Etrecheck's developer carefully designed the app to scrub any personal or secure date from your report before posting it here. It is our single best tool for effective helping in this text-based setting.


I said earlier that accessing the hard drive required "gutting" the computer. Not correct. My apologies—I was thinking of the hard drive FAN in that model. Still, safely removing the display is not a trivial task. Replacing the existing hard drive with a quality† SATA 6GB solid state drive would increase your data transfer speed to 500±40MB/sec. If your current mech drive is healthy, its max transfer speeds are limited about 110MB/sec. In my little quiz in my first response, the answers to the first two questions will change from "yes" to "Heck no!" The internal SSD makes a stunning improvement in the user experience.


It's up to you to decide whether to make a significant drive upgrade on a 12-year old Mac whose OS cannot be upgraded past High Sierra and that may lose browser support in the next couple of years.

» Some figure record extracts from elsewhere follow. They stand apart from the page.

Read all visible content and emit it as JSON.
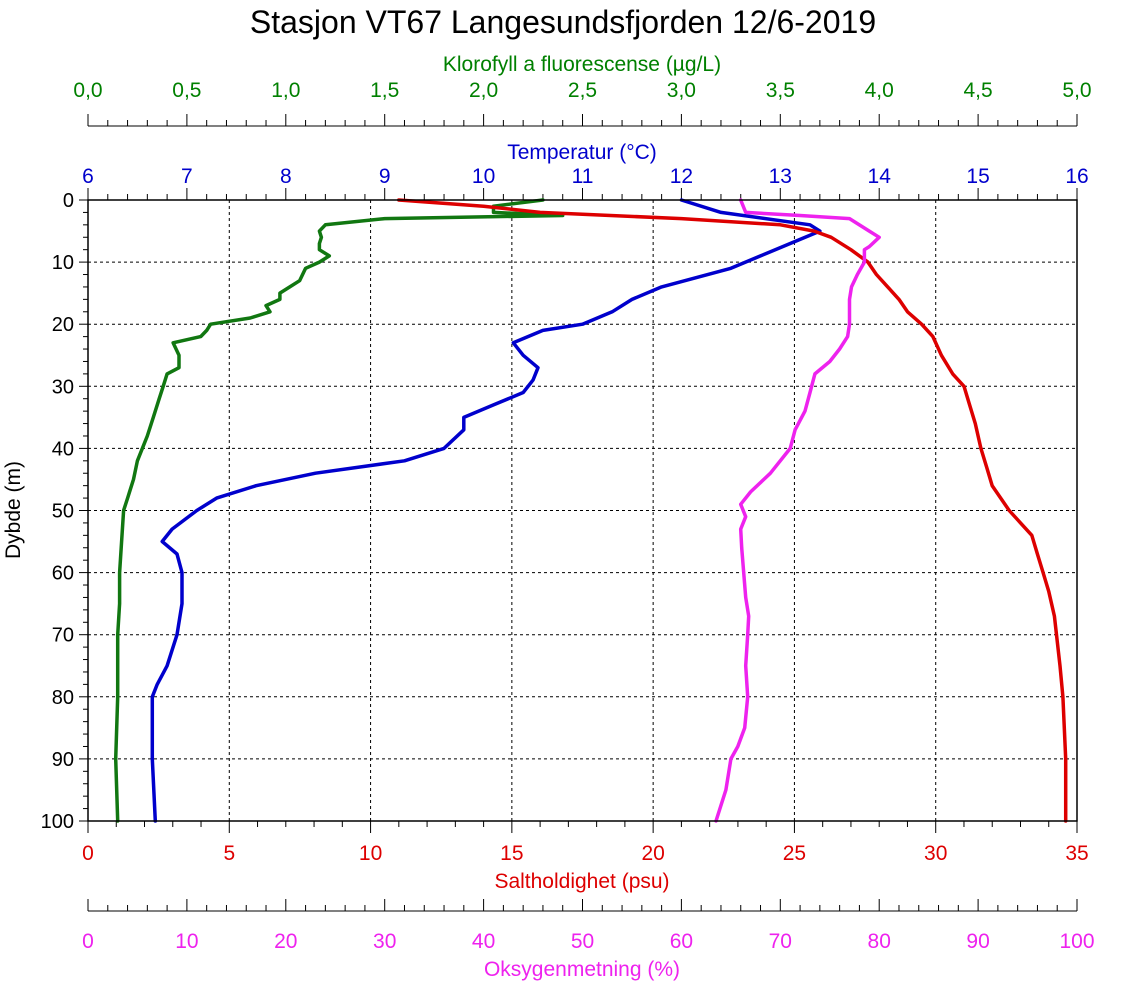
{
  "chart_data": {
    "type": "line",
    "title": "Stasjon VT67 Langesundsfjorden 12/6-2019",
    "ylabel": "Dybde (m)",
    "ylim": [
      0,
      100
    ],
    "yticks": [
      0,
      10,
      20,
      30,
      40,
      50,
      60,
      70,
      80,
      90,
      100
    ],
    "ytick_labels": [
      "0",
      "10",
      "20",
      "30",
      "40",
      "50",
      "60",
      "70",
      "80",
      "90",
      "100"
    ],
    "y_inverted": true,
    "grid": true,
    "axes": {
      "chl": {
        "label": "Klorofyll a fluorescense (µg/L)",
        "range": [
          0,
          5
        ],
        "ticks": [
          0,
          0.5,
          1,
          1.5,
          2,
          2.5,
          3,
          3.5,
          4,
          4.5,
          5
        ],
        "tick_labels": [
          "0,0",
          "0,5",
          "1,0",
          "1,5",
          "2,0",
          "2,5",
          "3,0",
          "3,5",
          "4,0",
          "4,5",
          "5,0"
        ],
        "color": "#008000",
        "position": "top"
      },
      "temp": {
        "label": "Temperatur (°C)",
        "range": [
          6,
          16
        ],
        "ticks": [
          6,
          7,
          8,
          9,
          10,
          11,
          12,
          13,
          14,
          15,
          16
        ],
        "tick_labels": [
          "6",
          "7",
          "8",
          "9",
          "10",
          "11",
          "12",
          "13",
          "14",
          "15",
          "16"
        ],
        "color": "#0000cc",
        "position": "top"
      },
      "sal": {
        "label": "Saltholdighet (psu)",
        "range": [
          0,
          35
        ],
        "ticks": [
          0,
          5,
          10,
          15,
          20,
          25,
          30,
          35
        ],
        "tick_labels": [
          "0",
          "5",
          "10",
          "15",
          "20",
          "25",
          "30",
          "35"
        ],
        "color": "#dd0000",
        "position": "bottom"
      },
      "oxy": {
        "label": "Oksygenmetning (%)",
        "range": [
          0,
          100
        ],
        "ticks": [
          0,
          10,
          20,
          30,
          40,
          50,
          60,
          70,
          80,
          90,
          100
        ],
        "tick_labels": [
          "0",
          "10",
          "20",
          "30",
          "40",
          "50",
          "60",
          "70",
          "80",
          "90",
          "100"
        ],
        "color": "#ee22ee",
        "position": "bottom"
      }
    },
    "series": [
      {
        "axis": "chl",
        "color": "#117711",
        "points": [
          [
            2.3,
            0
          ],
          [
            2.05,
            1
          ],
          [
            2.05,
            2
          ],
          [
            2.4,
            2.5
          ],
          [
            1.5,
            3
          ],
          [
            1.2,
            4
          ],
          [
            1.17,
            5
          ],
          [
            1.18,
            6
          ],
          [
            1.17,
            7
          ],
          [
            1.17,
            8
          ],
          [
            1.22,
            9
          ],
          [
            1.17,
            10
          ],
          [
            1.1,
            11
          ],
          [
            1.07,
            13
          ],
          [
            1.02,
            14
          ],
          [
            0.97,
            15
          ],
          [
            0.97,
            16
          ],
          [
            0.9,
            17
          ],
          [
            0.92,
            18
          ],
          [
            0.82,
            19
          ],
          [
            0.62,
            20
          ],
          [
            0.6,
            21
          ],
          [
            0.57,
            22
          ],
          [
            0.43,
            23
          ],
          [
            0.46,
            25
          ],
          [
            0.46,
            27
          ],
          [
            0.4,
            28
          ],
          [
            0.38,
            30
          ],
          [
            0.36,
            32
          ],
          [
            0.33,
            35
          ],
          [
            0.3,
            38
          ],
          [
            0.25,
            42
          ],
          [
            0.23,
            45
          ],
          [
            0.2,
            48
          ],
          [
            0.18,
            50
          ],
          [
            0.17,
            55
          ],
          [
            0.16,
            60
          ],
          [
            0.16,
            65
          ],
          [
            0.15,
            70
          ],
          [
            0.15,
            80
          ],
          [
            0.14,
            90
          ],
          [
            0.15,
            100
          ]
        ]
      },
      {
        "axis": "temp",
        "color": "#0000cc",
        "points": [
          [
            12,
            0
          ],
          [
            12.4,
            2
          ],
          [
            13.3,
            4
          ],
          [
            13.4,
            5
          ],
          [
            13.1,
            7
          ],
          [
            12.8,
            9
          ],
          [
            12.5,
            11
          ],
          [
            11.8,
            14
          ],
          [
            11.5,
            16
          ],
          [
            11.3,
            18
          ],
          [
            11,
            20
          ],
          [
            10.6,
            21
          ],
          [
            10.3,
            23
          ],
          [
            10.4,
            25
          ],
          [
            10.55,
            27
          ],
          [
            10.5,
            29
          ],
          [
            10.4,
            31
          ],
          [
            10.1,
            33
          ],
          [
            9.8,
            35
          ],
          [
            9.8,
            37
          ],
          [
            9.6,
            40
          ],
          [
            9.2,
            42
          ],
          [
            8.3,
            44
          ],
          [
            7.7,
            46
          ],
          [
            7.3,
            48
          ],
          [
            7.1,
            50
          ],
          [
            6.85,
            53
          ],
          [
            6.75,
            55
          ],
          [
            6.9,
            57
          ],
          [
            6.95,
            60
          ],
          [
            6.95,
            65
          ],
          [
            6.9,
            70
          ],
          [
            6.8,
            75
          ],
          [
            6.7,
            78
          ],
          [
            6.65,
            80
          ],
          [
            6.65,
            85
          ],
          [
            6.65,
            90
          ],
          [
            6.68,
            100
          ]
        ]
      },
      {
        "axis": "sal",
        "color": "#dd0000",
        "points": [
          [
            11,
            0
          ],
          [
            14,
            1
          ],
          [
            16,
            2
          ],
          [
            21,
            3
          ],
          [
            24.5,
            4
          ],
          [
            25.7,
            5
          ],
          [
            26.3,
            6
          ],
          [
            27,
            8
          ],
          [
            27.6,
            10
          ],
          [
            27.9,
            12
          ],
          [
            28.3,
            14
          ],
          [
            28.7,
            16
          ],
          [
            29,
            18
          ],
          [
            29.5,
            20
          ],
          [
            29.9,
            22
          ],
          [
            30.2,
            25
          ],
          [
            30.6,
            28
          ],
          [
            31,
            30
          ],
          [
            31.2,
            33
          ],
          [
            31.4,
            36
          ],
          [
            31.6,
            40
          ],
          [
            31.8,
            43
          ],
          [
            32,
            46
          ],
          [
            32.3,
            48
          ],
          [
            32.6,
            50
          ],
          [
            33,
            52
          ],
          [
            33.4,
            54
          ],
          [
            33.6,
            57
          ],
          [
            33.8,
            60
          ],
          [
            34,
            63
          ],
          [
            34.2,
            67
          ],
          [
            34.3,
            71
          ],
          [
            34.4,
            75
          ],
          [
            34.5,
            80
          ],
          [
            34.55,
            85
          ],
          [
            34.6,
            90
          ],
          [
            34.6,
            95
          ],
          [
            34.6,
            100
          ]
        ]
      },
      {
        "axis": "oxy",
        "color": "#ee22ee",
        "points": [
          [
            66,
            0
          ],
          [
            66.5,
            2
          ],
          [
            72,
            2.5
          ],
          [
            77,
            3
          ],
          [
            79,
            5
          ],
          [
            80,
            6
          ],
          [
            79,
            7.5
          ],
          [
            78.5,
            8
          ],
          [
            78.5,
            10
          ],
          [
            77.8,
            12
          ],
          [
            77.2,
            14
          ],
          [
            77,
            16
          ],
          [
            77,
            18
          ],
          [
            77,
            20
          ],
          [
            76.8,
            22
          ],
          [
            76,
            24
          ],
          [
            75,
            26
          ],
          [
            73.5,
            28
          ],
          [
            73,
            31
          ],
          [
            72.5,
            34
          ],
          [
            71.5,
            37
          ],
          [
            71,
            40
          ],
          [
            69,
            44
          ],
          [
            67,
            47
          ],
          [
            66,
            49
          ],
          [
            66.5,
            51
          ],
          [
            66,
            53
          ],
          [
            66.1,
            56
          ],
          [
            66.3,
            60
          ],
          [
            66.5,
            64
          ],
          [
            66.8,
            67
          ],
          [
            66.7,
            70
          ],
          [
            66.5,
            75
          ],
          [
            66.7,
            80
          ],
          [
            66.4,
            85
          ],
          [
            65.7,
            88
          ],
          [
            65,
            90
          ],
          [
            64.5,
            95
          ],
          [
            63.5,
            100
          ]
        ]
      }
    ]
  }
}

From a hobby standpoint (I'm not a pro even thought one guy tried to pay me once) I am considering doing that to ours once we get Mrs AJ a new iMac.


I have selected this kit if I do it: https://eshop.macsales.com/item/OWC/KITIM11HE500/ . It includes tools, the bay adapter sled, and the all-important thermal sensor cable the keeps the fans from running at full tilt all the time. The only other thing you need is a cheap empty transfer drive enclosure to clone the old drive's contents to the the new SSD before you install it. I use this one left over from another project:


https://eshop.macsales.com/item/OWC/KITIM11HE500/


US$13 and works great.


Anyway I'd love to see the full report so we can get the full story and not send you on wild goose chases. Those of us who have read thousands of reports here can often spot important clues that a new EtreCheck user may miss.




† — most senior contributors here recommend only Crucial's MX series or the OWC Electra models like the one I linked. My 2012 Macbook Pro 13 has an Electra and it remains a pleasure to use. Can't use "pleasure" when it had the original mech drive which, evne new. was slower than the drive model in your iMac!